Mamões há muitos e são adultos

- Não foi certamente por imaturidade político-científica que a ministra Palma Ramalho deixou transformar a amamentação e o luto gestacional nos temas principais da reforma das leis laborais. A ideia remete para uma tática primária do trumpismo. Isto porque desvia as atenções das alterações substanciais que o governo quer introduzir, num país onde se despede das formas mais ínvias, coletivas ou individuais, tirando na função pública e nas empresas do Estado. Não falando, claro, da exploração de trabalho clandestino ou desregulado. A mudança das regras de amamentação é baseada em perceções (uma ciência política lusitana) que o Chega e o PS vão obviamente chumbar no parlamento. A ministra quer que mulheres que beneficiam dessa possibilidade até aos dois anos passem a apresentar atestados semestrais de médicos de família (que muitas não têm) para mostrar que amamentam, coisa que só era exigida a partir dos dois anos. Subjacente a essa medida restritiva está a intenção de acabar com abusos por supostas amamentações até aos quatro anos e mais. Faz muito bem. Mas quando se trata de acabar com abusos, convém credibilizar com casos concretos e escandalosos. A ministra só tinha que os pedir ao seu grupo de estudo e exibi-los. Palma Ramalho é ministra do Trabalho e, sobretudo, da Segurança Social. O melhor é preocupar-se muito com este último setor, acabando com os muitos mamões que por lá andam. Esses vão de meros funcionários a dirigentes do Estado ligados a partidos, passando pelas múltiplas organizações sociais e “santas casas”, sem esquecer comunidades minoritárias especializadas em acumular diversos subsídios e apoios, invocando até falsos postos de trabalho.
- As próximas semanas vão ser decisivas para André Ventura. Segundo o próprio, terá de apresentar, até dia 18 de setembro, um governo sombra credível e um naipe de candidatos aos nossos mais de trezentos municípios. Isto num momento em que a legitimidade da direção política do partido tem de ser revalidada devido à existência de inconformidades com a lei, segundo o Tribunal Constitucional. A aceitação das listas estará, deste modo, condicionada pela justiça de comarca de cada autarquia, o que pode servir de álibi a Ventura para justificar uma falha ao compromisso. Se cumprir com a complexa apresentação, o Chega dará um passo para se confirmar como segundo partido português. E isso é coisa que só as autárquicas certificam, uma vez que são elas que mostram a implantação capilar de um partido. A tarefa é hercúlea! Já no governo sombra, Ventura não poderá manter o nível de quase indigência verbal e argumentativa que caracteriza a maioria dos seus deputados.

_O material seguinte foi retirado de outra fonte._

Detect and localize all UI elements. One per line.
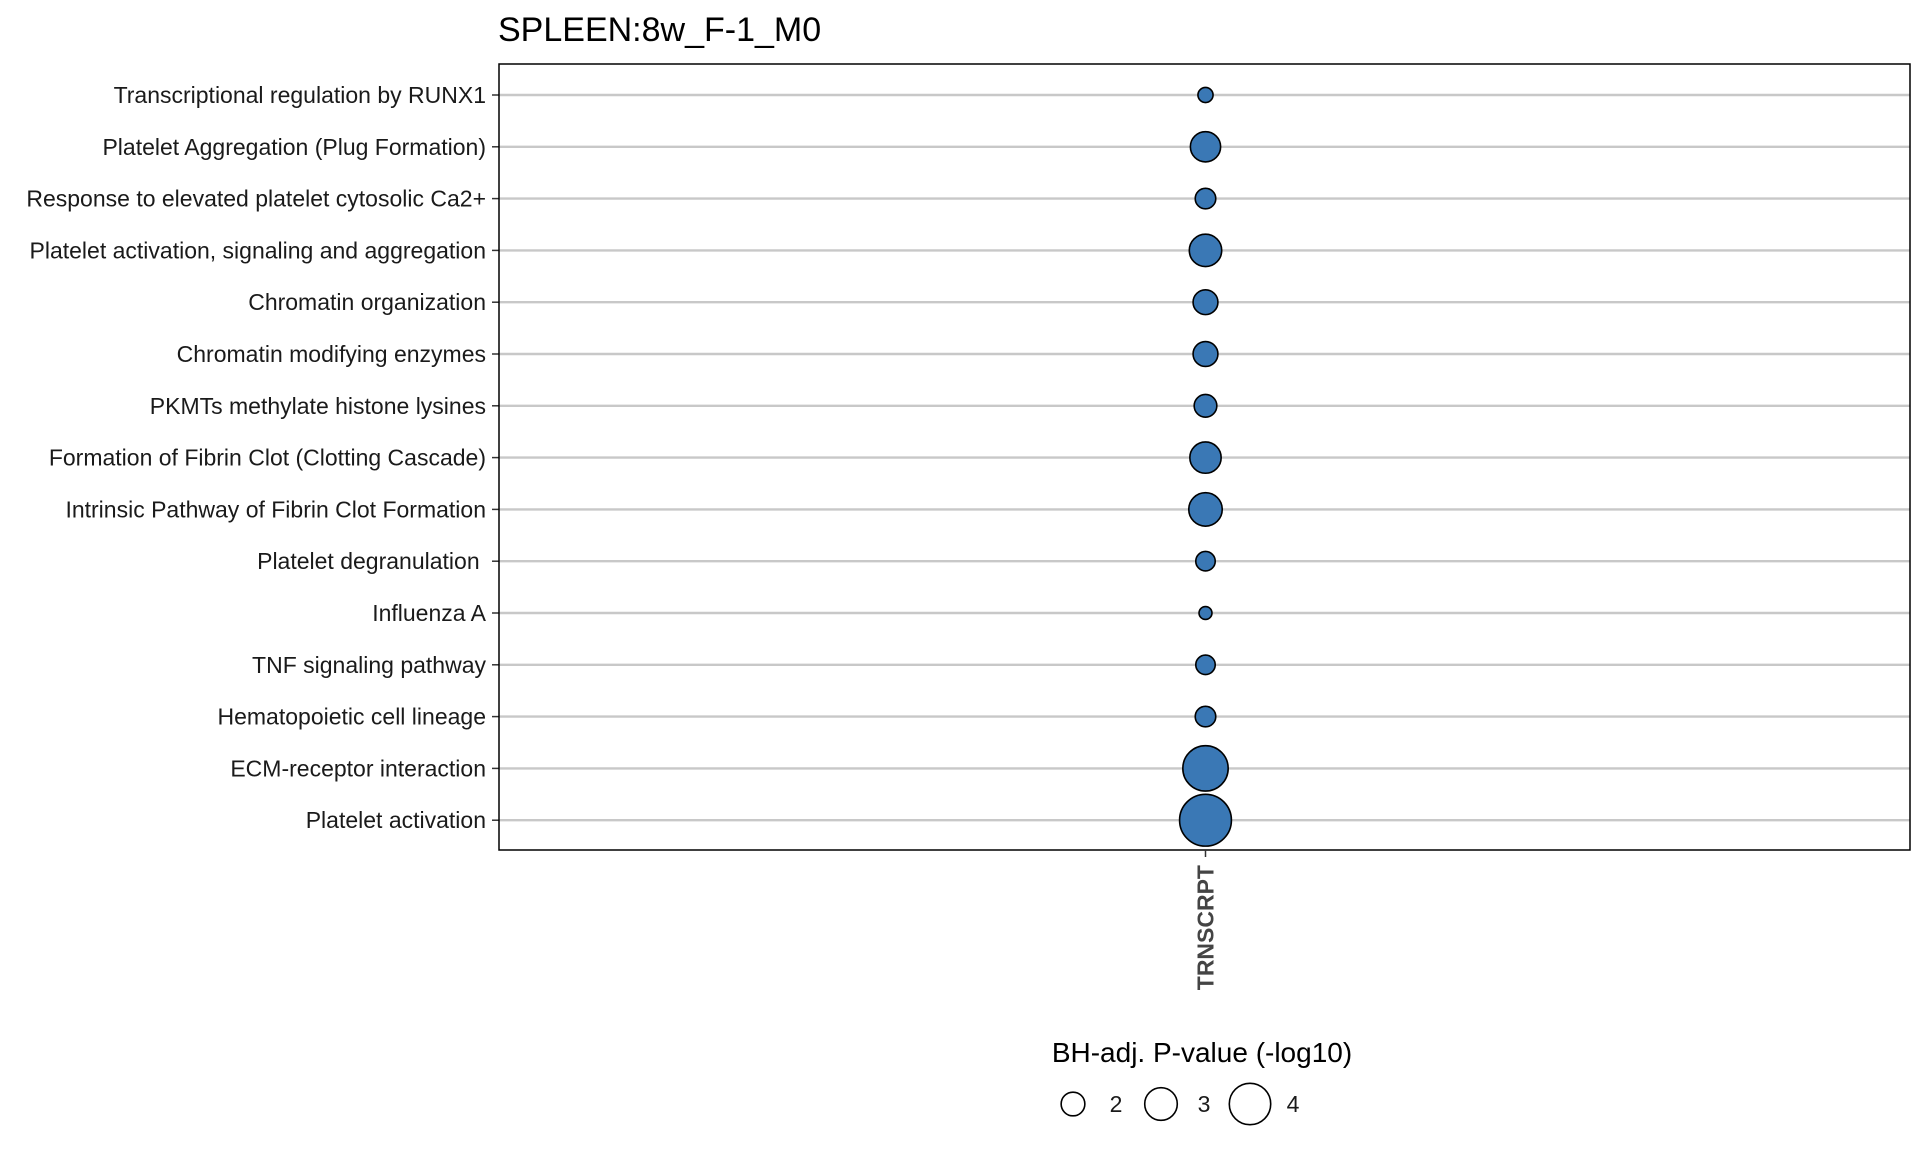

Ali haverá que apresentar gente capaz de discutir questões nacionais e internacionais complexas. Ventura é um caudilho eficaz. Tem uma falange apoiante ativíssima e numerosa. Mas a massa do Chega é pior do que a dos dois outros grandes partidos -o que parecia impossível-. havendo muita gente bem preparada que se mantém renitente em aderir ao partido, ainda que nele vote. Ventura tem, pois, uma prova de fogo neste verão quente. Seguir-se-á uma complexa decisão sobre o Orçamento e outra quanto a presidenciais. Neste caso, o que se lhe exige é que apresente um candidato saído das suas fileiras ou reconhecidamente do seu espaço. Uma adesão oportunista a alguém que já esteja no terreno seria humilhante para quem fala tão grosso em nome dos portugueses. Ir o próprio Ventura passaria a torná-lo uma espécie de Tino de Rans premium, que tanto se apresenta para a junta, como para Belém.
- O delegado da RTP na Guiné-Bissau, Waldir Araújo, foi brutalmente agredido. Sabe-se que o noticiário produzido sob a sua alçada desagrada aos ditatoriais poderes locais. A direção de informação da RTP protestou contra esta brutalidade, tal como o conselho de redação e o sindicato dos jornalistas. Prevê-se para setembro a votação de um protesto no parlamento. Estranhamente, porém, não há nota de ter havido uma condenação pública da administração da RTP, única instância que fala pela empresa e a quem o delegado reporta, visto que o seu trabalho não se limita ao jornalismo, abrangendo todas as áreas da operadora de rádio e televisão pública.